From Robert Morris
Philada Decr 26th 1776
I have just received yours of yesterday and will duely attend to those things you recommend to my consideration, at present I have to enclose you a letter from Congress which I suppose Contains their resolves of the 20th Inst. but as the President does not say in his letter to me that they are enclosed to you & as it is necessary you shou’d have them, I take the liberty to send herewith a Copy of them.1
I am well pleased to see the attention they pay Genl Lee and I shall make a point to Collect & send your Excellency soon as possible the one hundred half Johannes’s they order Youl observe Mr Clymer, Mr Walton & myself, are appointed a Committee to transact the Continental business here that may be necessary & proper, and I apprehend it will frequently be necessary that we shou’d know the Substance of your Correspondance with Congress Your letters to the President if sent open under our Cover shall always meet dispatch & their Contents kept Secret, & when you think it improper we shou’d see them before the Congress Seal them & they shall go forward untouched & if you dont approve of submitting them to our inspection at all write us freely & your wishes in that respect shall be complyed with.

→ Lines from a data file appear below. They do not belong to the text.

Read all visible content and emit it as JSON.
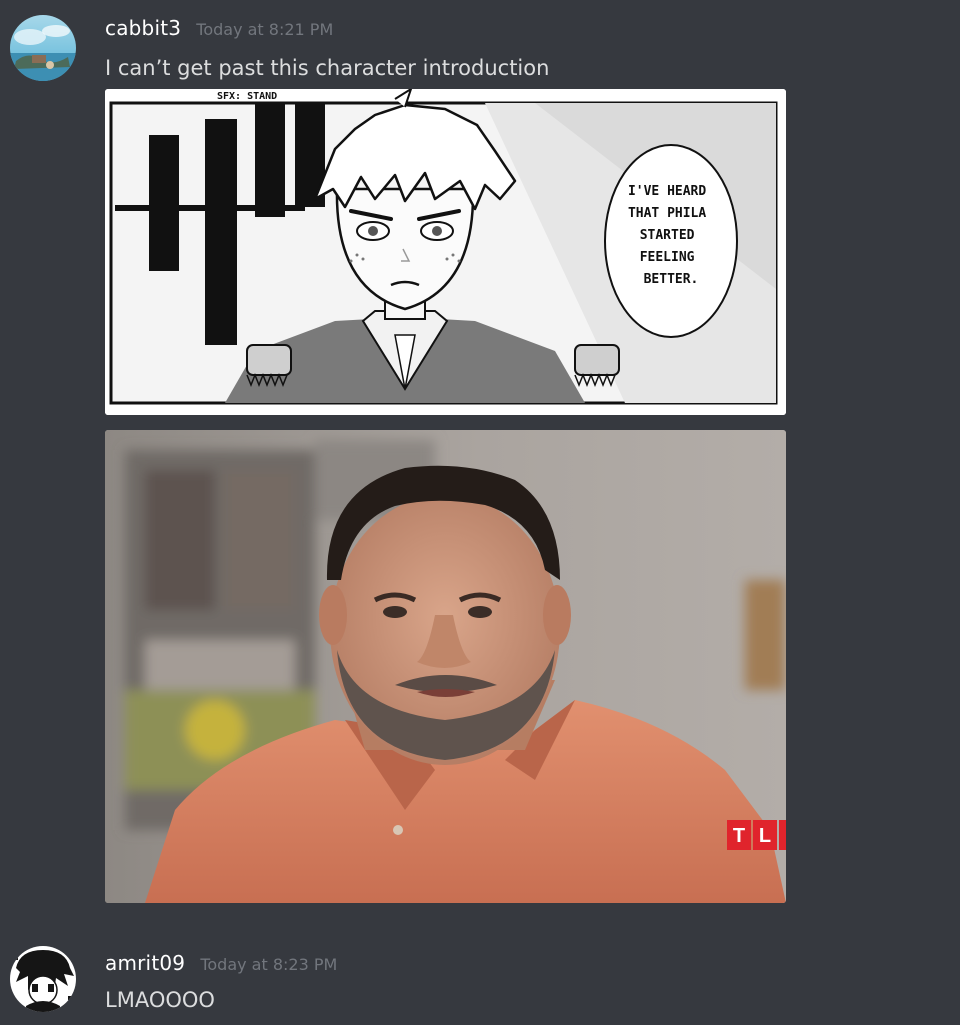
{
  "messages": [
    {
      "username": "cabbit3",
      "timestamp": "Today at 8:21 PM",
      "text": "I can’t get past this character introduction",
      "attachments": [
        {
          "kind": "manga-panel",
          "sfx": "SFX: STAND",
          "speech_bubble": [
            "I'VE HEARD",
            "THAT PHILA",
            "STARTED",
            "FEELING",
            "BETTER."
          ]
        },
        {
          "kind": "photo",
          "watermark": "TL"
        }
      ]
    },
    {
      "username": "amrit09",
      "timestamp": "Today at 8:23 PM",
      "text": "LMAOOOO"
    }
  ],
  "colors": {
    "background": "#36393f",
    "username": "#ffffff",
    "timestamp": "#72767d",
    "message_text": "#dcddde",
    "watermark_red": "#e0242c"
  }
}
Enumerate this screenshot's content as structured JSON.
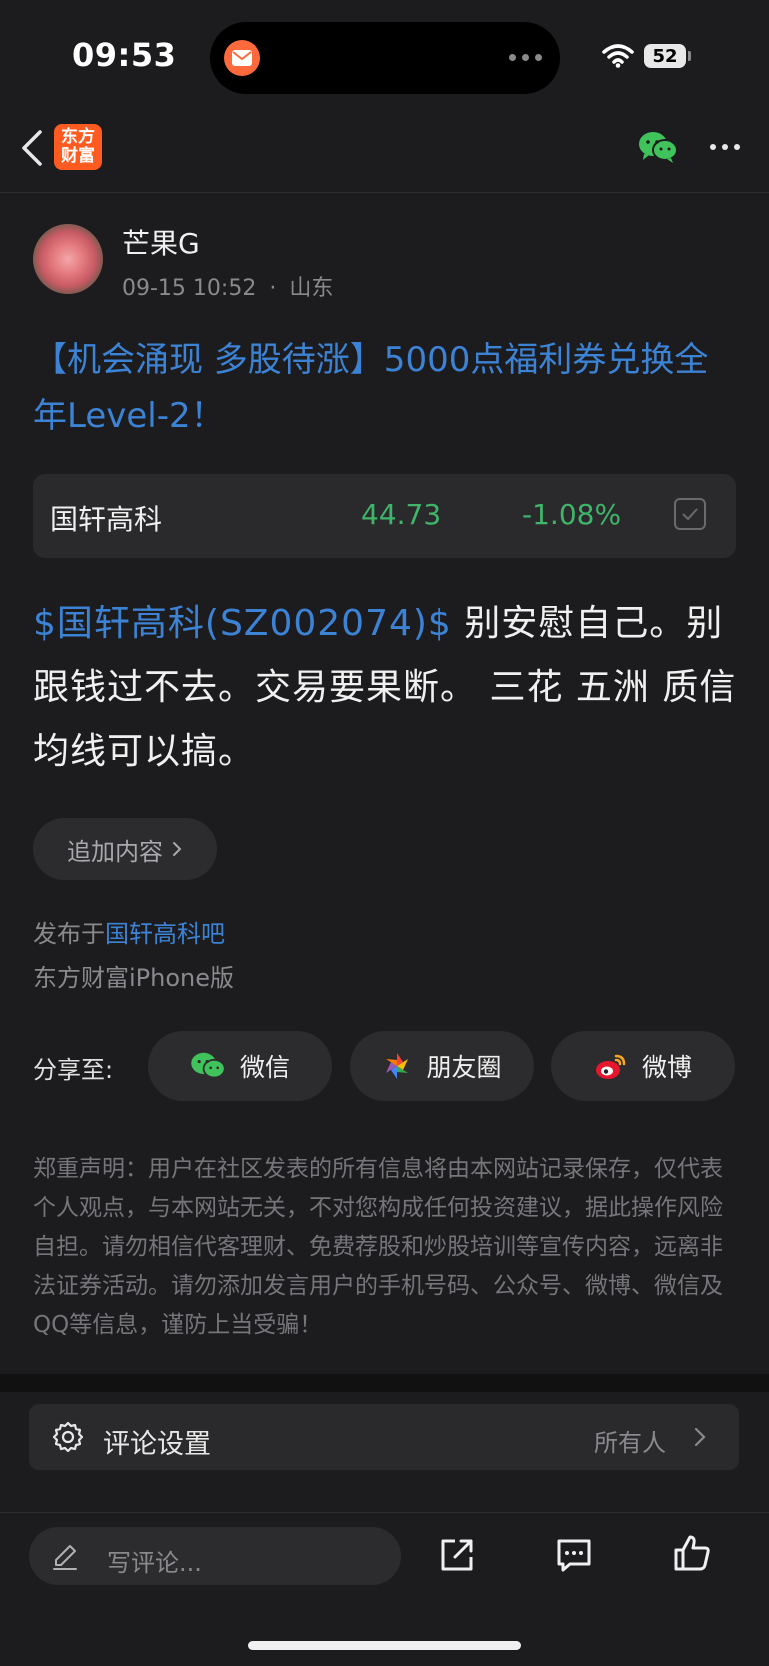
{
  "status_bar": {
    "time": "09:53",
    "battery": "52"
  },
  "nav": {
    "logo_text": "东方\n财富"
  },
  "post": {
    "author": "芒果G",
    "timestamp": "09-15 10:52",
    "separator": "·",
    "location": "山东",
    "title": "【机会涌现 多股待涨】5000点福利券兑换全年Level-2！",
    "stock": {
      "name": "国轩高科",
      "price": "44.73",
      "change": "-1.08%"
    },
    "content_link": "$国轩高科(SZ002074)$",
    "content_text": " 别安慰自己。别跟钱过不去。交易要果断。 三花 五洲 质信 均线可以搞。",
    "add_content_label": "追加内容",
    "posted_prefix": "发布于",
    "posted_bar": "国轩高科吧",
    "device": "东方财富iPhone版"
  },
  "share": {
    "label": "分享至:",
    "wechat": "微信",
    "moments": "朋友圈",
    "weibo": "微博"
  },
  "disclaimer": "郑重声明：用户在社区发表的所有信息将由本网站记录保存，仅代表个人观点，与本网站无关，不对您构成任何投资建议，据此操作风险自担。请勿相信代客理财、免费荐股和炒股培训等宣传内容，远离非法证券活动。请勿添加发言用户的手机号码、公众号、微博、微信及QQ等信息，谨防上当受骗！",
  "comment_settings": {
    "label": "评论设置",
    "value": "所有人"
  },
  "bottom_bar": {
    "placeholder": "写评论..."
  },
  "colors": {
    "accent_blue": "#3c83d6",
    "stock_green": "#3fb56a",
    "logo_orange": "#ff5a1f"
  }
}
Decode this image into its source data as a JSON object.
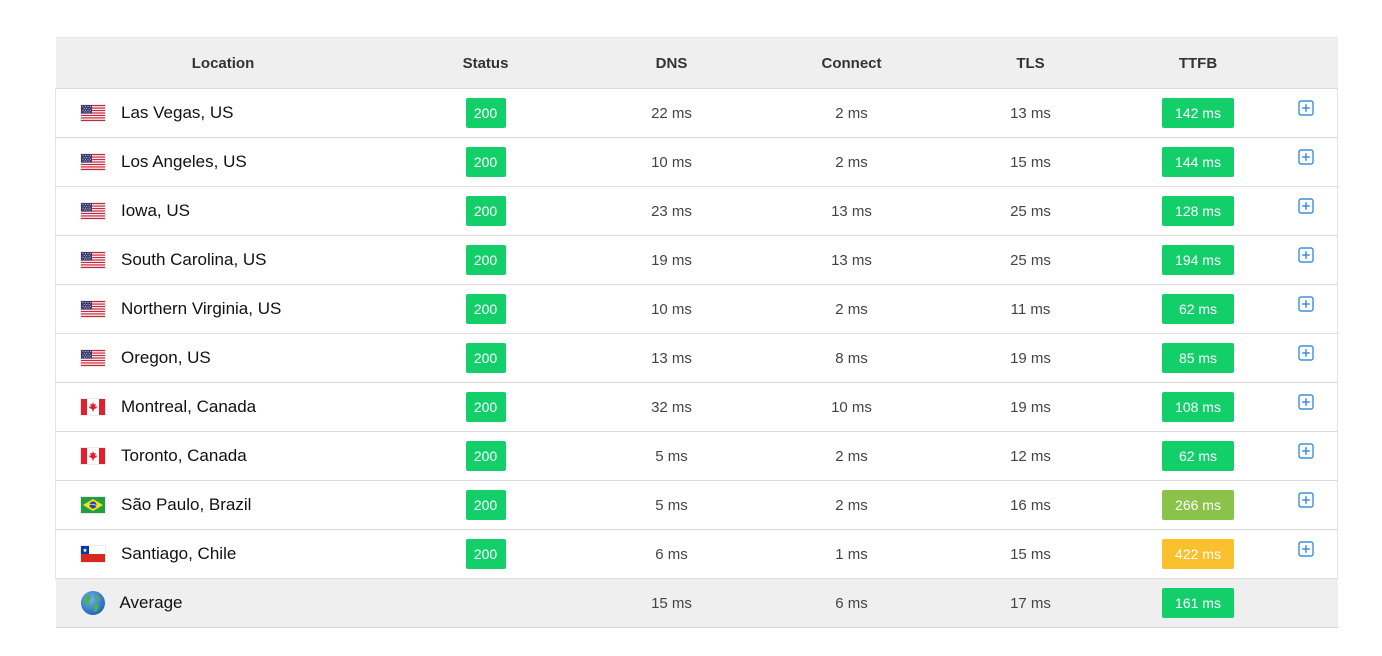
{
  "columns": [
    "Location",
    "Status",
    "DNS",
    "Connect",
    "TLS",
    "TTFB"
  ],
  "colors": {
    "status_ok": "#13cf6a",
    "ttfb_fast": "#13cf6a",
    "ttfb_medium": "#8bc34a",
    "ttfb_slow": "#fbc02d",
    "expand_icon": "#3d8fd8"
  },
  "rows": [
    {
      "flag": "us-flag-icon",
      "location": "Las Vegas, US",
      "status": "200",
      "dns": "22 ms",
      "connect": "2 ms",
      "tls": "13 ms",
      "ttfb": "142 ms",
      "ttfb_color": "#13cf6a"
    },
    {
      "flag": "us-flag-icon",
      "location": "Los Angeles, US",
      "status": "200",
      "dns": "10 ms",
      "connect": "2 ms",
      "tls": "15 ms",
      "ttfb": "144 ms",
      "ttfb_color": "#13cf6a"
    },
    {
      "flag": "us-flag-icon",
      "location": "Iowa, US",
      "status": "200",
      "dns": "23 ms",
      "connect": "13 ms",
      "tls": "25 ms",
      "ttfb": "128 ms",
      "ttfb_color": "#13cf6a"
    },
    {
      "flag": "us-flag-icon",
      "location": "South Carolina, US",
      "status": "200",
      "dns": "19 ms",
      "connect": "13 ms",
      "tls": "25 ms",
      "ttfb": "194 ms",
      "ttfb_color": "#13cf6a"
    },
    {
      "flag": "us-flag-icon",
      "location": "Northern Virginia, US",
      "status": "200",
      "dns": "10 ms",
      "connect": "2 ms",
      "tls": "11 ms",
      "ttfb": "62 ms",
      "ttfb_color": "#13cf6a"
    },
    {
      "flag": "us-flag-icon",
      "location": "Oregon, US",
      "status": "200",
      "dns": "13 ms",
      "connect": "8 ms",
      "tls": "19 ms",
      "ttfb": "85 ms",
      "ttfb_color": "#13cf6a"
    },
    {
      "flag": "canada-flag-icon",
      "location": "Montreal, Canada",
      "status": "200",
      "dns": "32 ms",
      "connect": "10 ms",
      "tls": "19 ms",
      "ttfb": "108 ms",
      "ttfb_color": "#13cf6a"
    },
    {
      "flag": "canada-flag-icon",
      "location": "Toronto, Canada",
      "status": "200",
      "dns": "5 ms",
      "connect": "2 ms",
      "tls": "12 ms",
      "ttfb": "62 ms",
      "ttfb_color": "#13cf6a"
    },
    {
      "flag": "brazil-flag-icon",
      "location": "São Paulo, Brazil",
      "status": "200",
      "dns": "5 ms",
      "connect": "2 ms",
      "tls": "16 ms",
      "ttfb": "266 ms",
      "ttfb_color": "#8bc34a"
    },
    {
      "flag": "chile-flag-icon",
      "location": "Santiago, Chile",
      "status": "200",
      "dns": "6 ms",
      "connect": "1 ms",
      "tls": "15 ms",
      "ttfb": "422 ms",
      "ttfb_color": "#fbc02d"
    }
  ],
  "average": {
    "icon": "globe-icon",
    "location": "Average",
    "dns": "15 ms",
    "connect": "6 ms",
    "tls": "17 ms",
    "ttfb": "161 ms",
    "ttfb_color": "#13cf6a"
  }
}
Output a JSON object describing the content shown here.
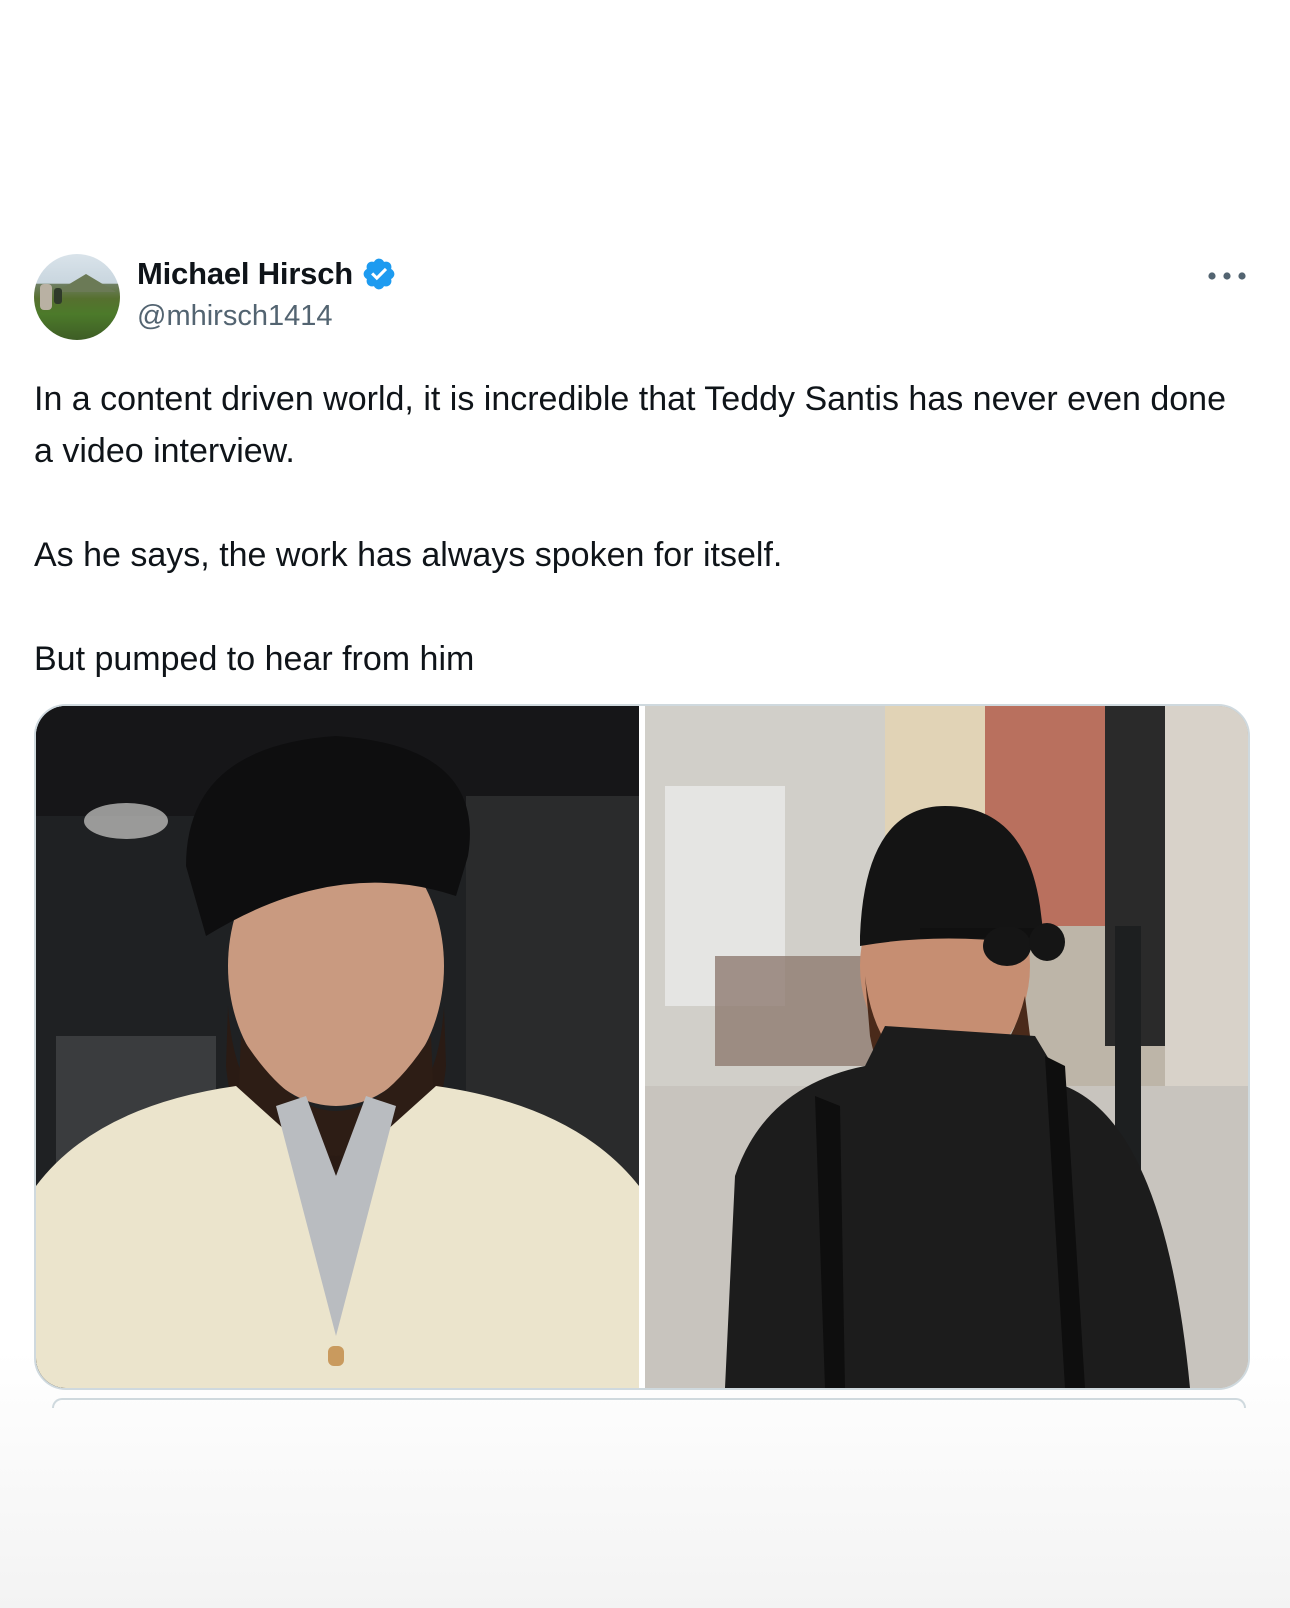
{
  "author": {
    "name": "Michael Hirsch",
    "handle": "@mhirsch1414",
    "verified": true,
    "avatar": "avatar-landscape-photo"
  },
  "post": {
    "paragraphs": [
      "In a content driven world, it is incredible that Teddy Santis has never even done a video interview.",
      "As he says, the work has always spoken for itself.",
      "But pumped to hear from him"
    ]
  },
  "media": {
    "images": [
      {
        "icon": "portrait-photo-cardigan"
      },
      {
        "icon": "street-photo-sunglasses"
      }
    ]
  },
  "icons": {
    "verified": "verified-badge-icon",
    "more": "more-options-icon"
  },
  "colors": {
    "verified_blue": "#1d9bf0",
    "text_primary": "#0f1419",
    "text_secondary": "#536471",
    "border": "#cfd9de"
  }
}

We have just heard of your Success at Trenton the Acct is but imperfect but we learn You are master of that place & of all the bagage & Stores our Enemies had there & of 300 Prisoners and that your Troops were still in pursuit of the flying Enemy, I have just wrote to Congress & told them this much as the Substance of an Acct just come down & I told them further I had been informed that you had executed in this matter your part of a Well Concerted plan, that Genl Heath at Hackensack had orders from you, & that Genl Ewing & Colo. Cadwallader also had orders to Cross Delaware at the same time you did, but had been prevented by Driving Ice. Good News sets all the Animal Spirits to Work, the immagination is heated & I cou’d not help adding, that I expected Genl Heath was to Continue his March towards Brunswick which woud draw the attention of any Troops posted there & at Prince Town, while you wou’d pursue the flying Hero’s to Bordenton & Burlington where Ewing & Cadwallader wou’d stop them & cut of their Communication with the 2000 Hessians & Highlanders that Came after Griffin, nay I almost promised them that you Shou’d by following up this first blow, finish the Campaigne of 1776 with that eclat that your Numerous Friends & admireers have long wished for2 I Congratulate you most heartily on what is done & am with perfect esteem Dr sir Your Excellency’s most obedt servt
1. The resolutions of 20 and 21 Dec. that Hancock enclosed in his letter to Morris of 23 Dec. were included in the copy of Congress’s resolutions of those dates that Hancock enclosed in his letter to GW of 23 Dec. (see Hancock to Morris, 23 Dec., in Smith, Letters of Delegates description begins Paul H. Smith et al., eds. Letters of Delegates to Congress, 1774–1789. 26 vols. Washington, D.C., 1976–2000. description ends , 5:642–43).
2. See Morris to Hancock, this date, ibid., 673–75.